10. Sentiment Analysis
It is another hugely popular machine learning application used by many businesses to understand the response of their customers. Many businesses are on a look out for sentiment analysis software that can guarantee them good results. This process helps businesses identify their flaws eventually leading to improvement. So a project to build sucha software should entice any machine learning enthusiast. Sentiment Analysis is done by processing natural language, analyzing texts and by using biometrics, computational systems to systematically identify, extract, evaluate and study emotional state and subjective information i.e identifying positive or negative sentiment in a text. In this project you can classify user sentiments as positive, negative or neutral.
11. Medical Diagnosis
Since machine learning works on data and predictive analysis one of it’s recently evolving applications has to be medical diagnosis. Doctors study so much and fill their minds with all the data present in the textbooks, then they use that data, a patient’s physical state, psychological state, genetic factors and environmental factors to diagnose a disease. Now, building a model which has been fed with all the clinical data in a classified manner can be resulted into a diagnosis providing software and can be a really interesting project to start off as a beginner in machine learning. Though this might sound easy, to really pull it off there are going to be a lot of challenges to be tackled since one failed diagnostic can lead to a disastrous result.
12. MNIST Digit Classification
This is another really interesting project for beginners as the data is easily available for training and testing your model. Especially, if you are building an image processing system it is the way to begin. MNIST (Modified National Institute of Standards and Technology) database is a huge database which includes handwritten digits, 0 through 9. These handwritten digits can act as a baseline for an image processing system and you can train your model to recognise handwritten digits.
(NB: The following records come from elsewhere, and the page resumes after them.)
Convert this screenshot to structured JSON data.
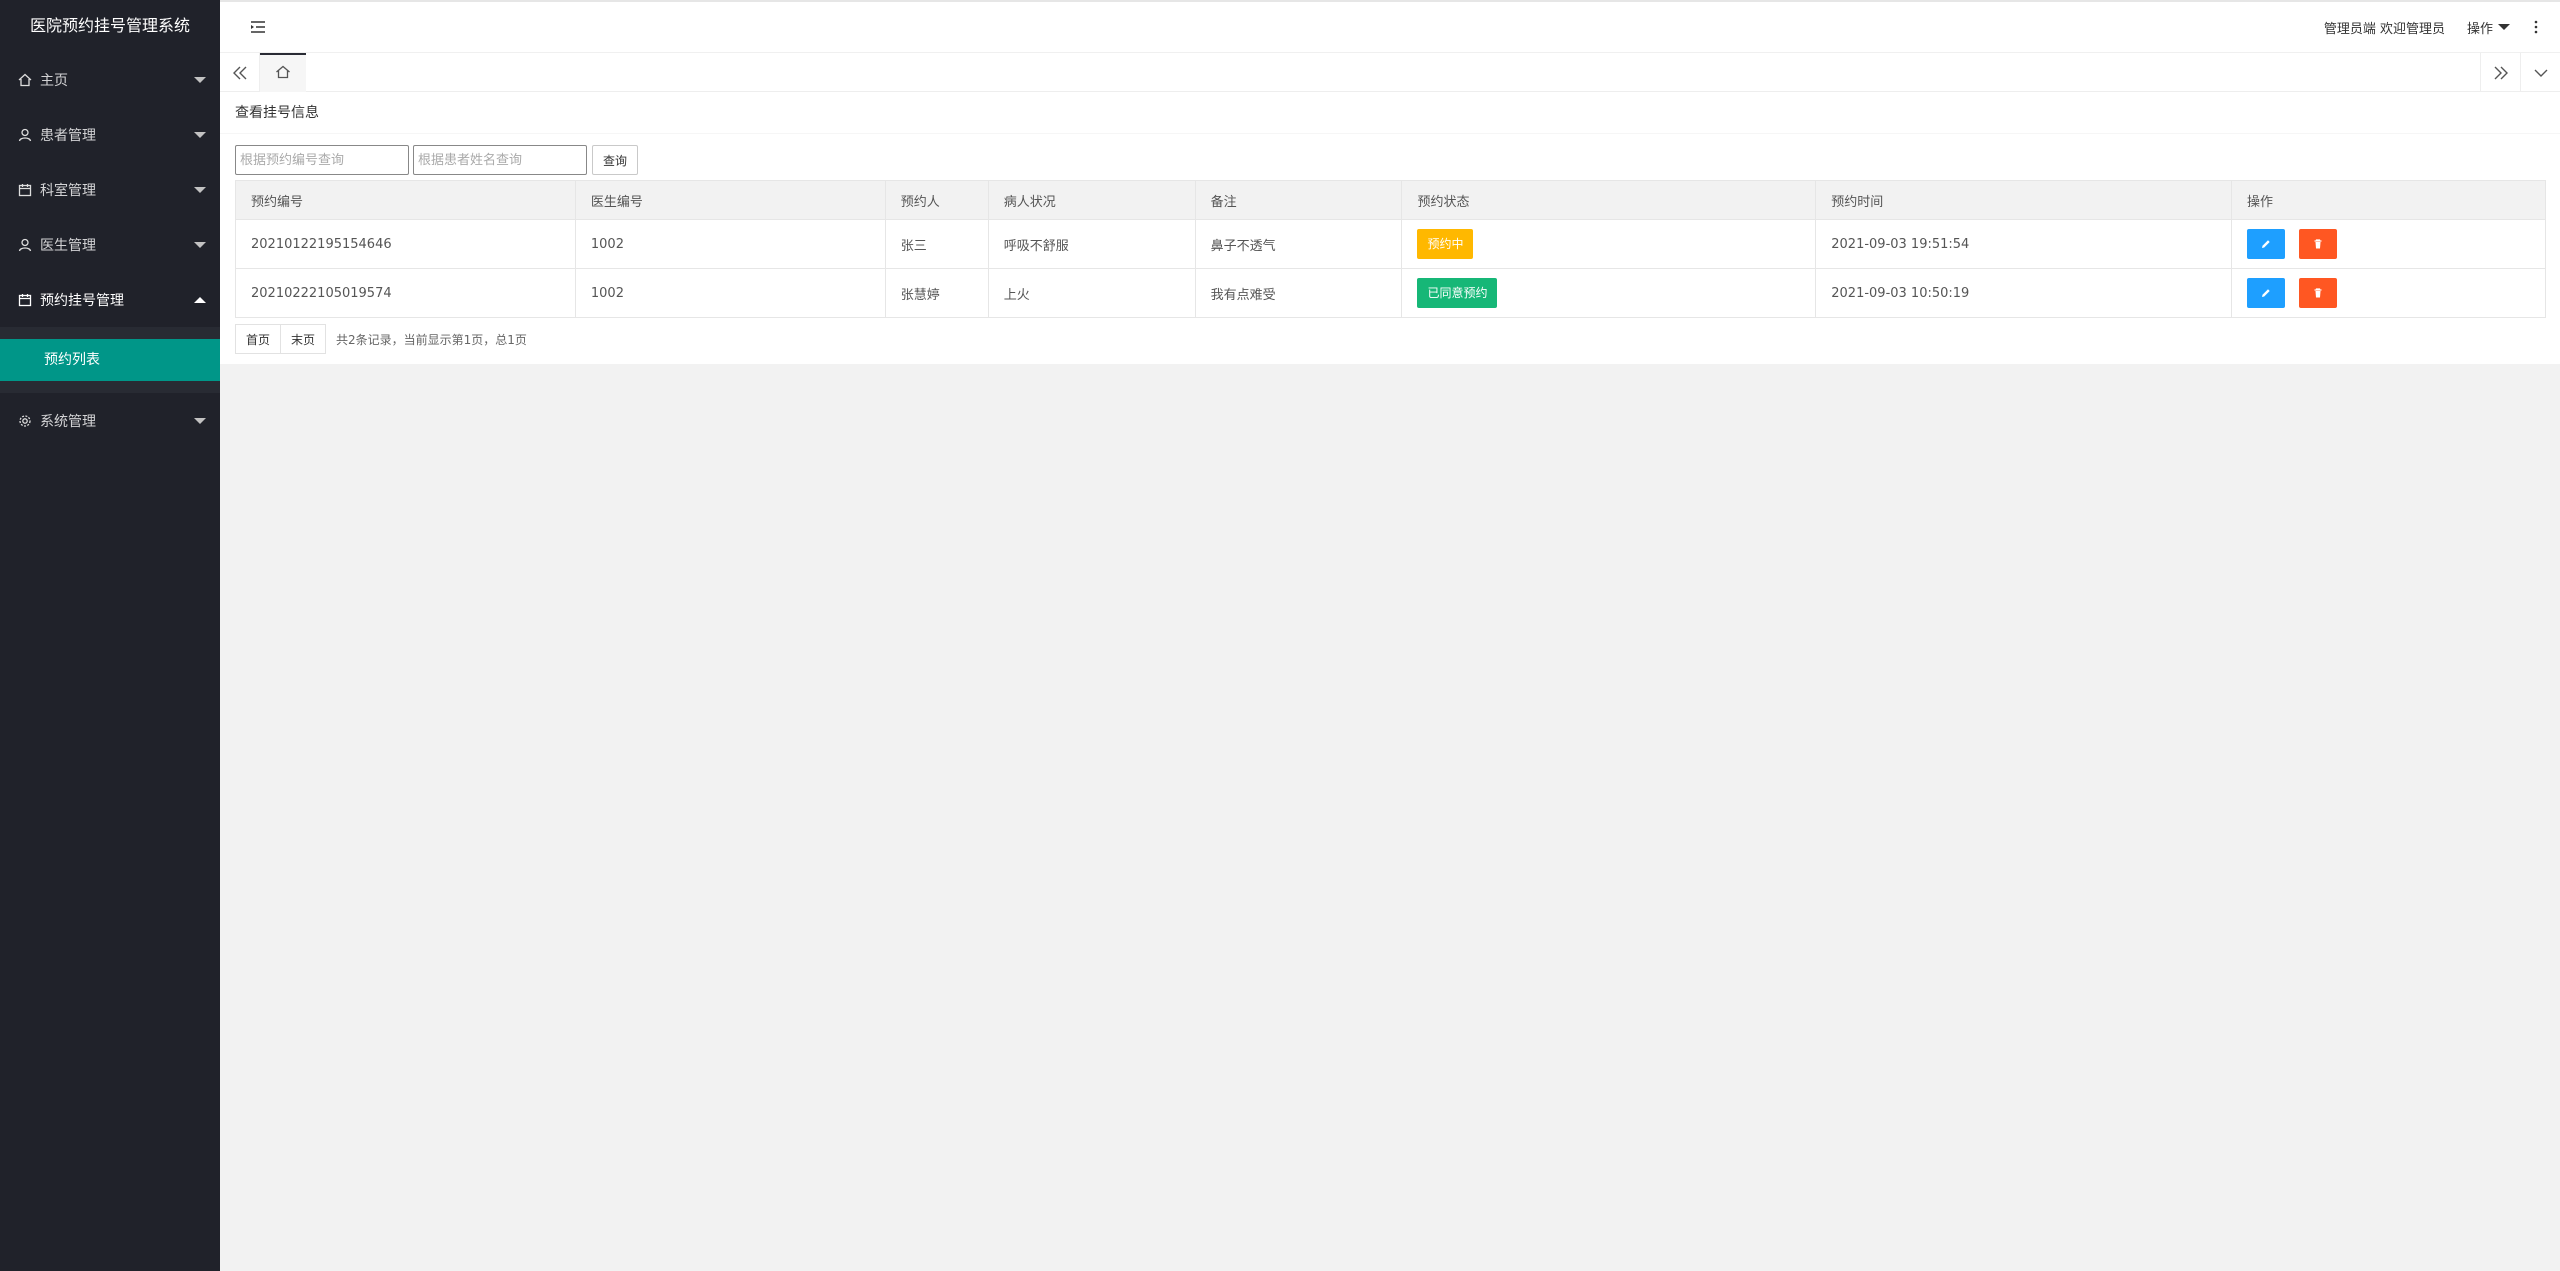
{
  "app": {
    "title": "医院预约挂号管理系统"
  },
  "sidebar": {
    "items": [
      {
        "label": "主页",
        "icon": "home-icon"
      },
      {
        "label": "患者管理",
        "icon": "user-icon"
      },
      {
        "label": "科室管理",
        "icon": "calendar-icon"
      },
      {
        "label": "医生管理",
        "icon": "user-icon"
      },
      {
        "label": "预约挂号管理",
        "icon": "calendar-icon",
        "expanded": true
      },
      {
        "label": "系统管理",
        "icon": "gear-icon"
      }
    ],
    "subitems": [
      {
        "label": "预约列表",
        "active": true
      }
    ]
  },
  "header": {
    "welcome": "管理员端 欢迎管理员",
    "ops_label": "操作"
  },
  "page": {
    "title": "查看挂号信息",
    "search": {
      "id_placeholder": "根据预约编号查询",
      "name_placeholder": "根据患者姓名查询",
      "button_label": "查询"
    },
    "table": {
      "columns": [
        "预约编号",
        "医生编号",
        "预约人",
        "病人状况",
        "备注",
        "预约状态",
        "预约时间",
        "操作"
      ],
      "rows": [
        {
          "id": "20210122195154646",
          "doctor_id": "1002",
          "patient": "张三",
          "condition": "呼吸不舒服",
          "remark": "鼻子不透气",
          "status": "预约中",
          "status_color": "#ffb800",
          "time": "2021-09-03 19:51:54"
        },
        {
          "id": "20210222105019574",
          "doctor_id": "1002",
          "patient": "张慧婷",
          "condition": "上火",
          "remark": "我有点难受",
          "status": "已同意预约",
          "status_color": "#16b777",
          "time": "2021-09-03 10:50:19"
        }
      ]
    },
    "pager": {
      "first_label": "首页",
      "last_label": "末页",
      "info": "共2条记录，当前显示第1页，总1页"
    }
  },
  "colors": {
    "sidebar_bg": "#20222a",
    "active_sub": "#009688",
    "edit_btn": "#1e9fff",
    "delete_btn": "#ff5722"
  }
}
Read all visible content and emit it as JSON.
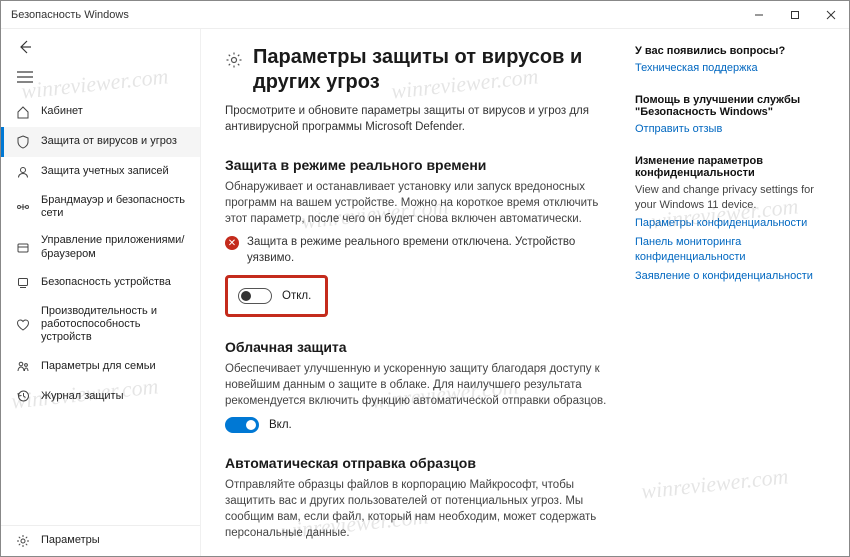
{
  "window": {
    "title": "Безопасность Windows"
  },
  "sidebar": {
    "items": [
      {
        "label": "Кабинет"
      },
      {
        "label": "Защита от вирусов и угроз"
      },
      {
        "label": "Защита учетных записей"
      },
      {
        "label": "Брандмауэр и безопасность сети"
      },
      {
        "label": "Управление приложениями/браузером"
      },
      {
        "label": "Безопасность устройства"
      },
      {
        "label": "Производительность и работоспособность устройств"
      },
      {
        "label": "Параметры для семьи"
      },
      {
        "label": "Журнал защиты"
      }
    ],
    "settings": "Параметры"
  },
  "page": {
    "title": "Параметры защиты от вирусов и других угроз",
    "desc": "Просмотрите и обновите параметры защиты от вирусов и угроз для антивирусной программы Microsoft Defender."
  },
  "sections": {
    "realtime": {
      "title": "Защита в режиме реального времени",
      "desc": "Обнаруживает и останавливает установку или запуск вредоносных программ на вашем устройстве. Можно на короткое время отключить этот параметр, после чего он будет снова включен автоматически.",
      "warning": "Защита в режиме реального времени отключена. Устройство уязвимо.",
      "toggle_label": "Откл.",
      "toggle_on": false
    },
    "cloud": {
      "title": "Облачная защита",
      "desc": "Обеспечивает улучшенную и ускоренную защиту благодаря доступу к новейшим данным о защите в облаке. Для наилучшего результата рекомендуется включить функцию автоматической отправки образцов.",
      "toggle_label": "Вкл.",
      "toggle_on": true
    },
    "samples": {
      "title": "Автоматическая отправка образцов",
      "desc": "Отправляйте образцы файлов в корпорацию Майкрософт, чтобы защитить вас и других пользователей от потенциальных угроз. Мы сообщим вам, если файл, который нам необходим, может содержать персональные данные."
    }
  },
  "aside": {
    "questions": {
      "title": "У вас появились вопросы?",
      "link": "Техническая поддержка"
    },
    "feedback": {
      "title": "Помощь в улучшении службы \"Безопасность Windows\"",
      "link": "Отправить отзыв"
    },
    "privacy": {
      "title": "Изменение параметров конфиденциальности",
      "text": "View and change privacy settings for your Windows 11 device.",
      "links": [
        "Параметры конфиденциальности",
        "Панель мониторинга конфиденциальности",
        "Заявление о конфиденциальности"
      ]
    }
  },
  "watermark": "winreviewer.com"
}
13. Human Activity Recognition Via Smartphone
This machine learning project will entice any beginner. Human Activity Recognition simply known as HAR is basically to predict what a person is doing i.e. activities such as standing, sitting, running, walking up the stairs, down the stairs etc. This is done by tracing their movements using sensors located in smartphones which record accelerometer data on three dimensions. To build a model for HAR sensor dataset can be collected and trained, a dataset called Activity Recognition Using Smartphones was made available to public domain in 2012 by David Anguita and a few others from University of Genova, Italy.
14. Fake News Detection
Fake news is one of the most tricky modern day problems. It spreads like wildfire causing panic and distress among people. Detecting fake news among the real ones is a challenge and to build a model to do that would be a really exciting project for machine learning beginners. Most of our lives are dominated by social media these days. On top of that most of the people use social media as a source of news this leads to belief in a lot of fake news and rumours. With machine learning technology fake news can be easily detected and classified accordingly.
15. Exploratory Analysis
Data is everything in business today. All things work around the data collected and analyzed which means big of the biggest decision taken by an organisation is based on it. Data scientists analyzing these data use Exploratory Data Analysis, a very critical technique to find out hidden patterns and trends. In simple words a way to visualize, summarize and interpret the hidden patterns in rows and columns. For beginners in Machine Learning just getting familiar with this technique and getting more hands on with it can be great.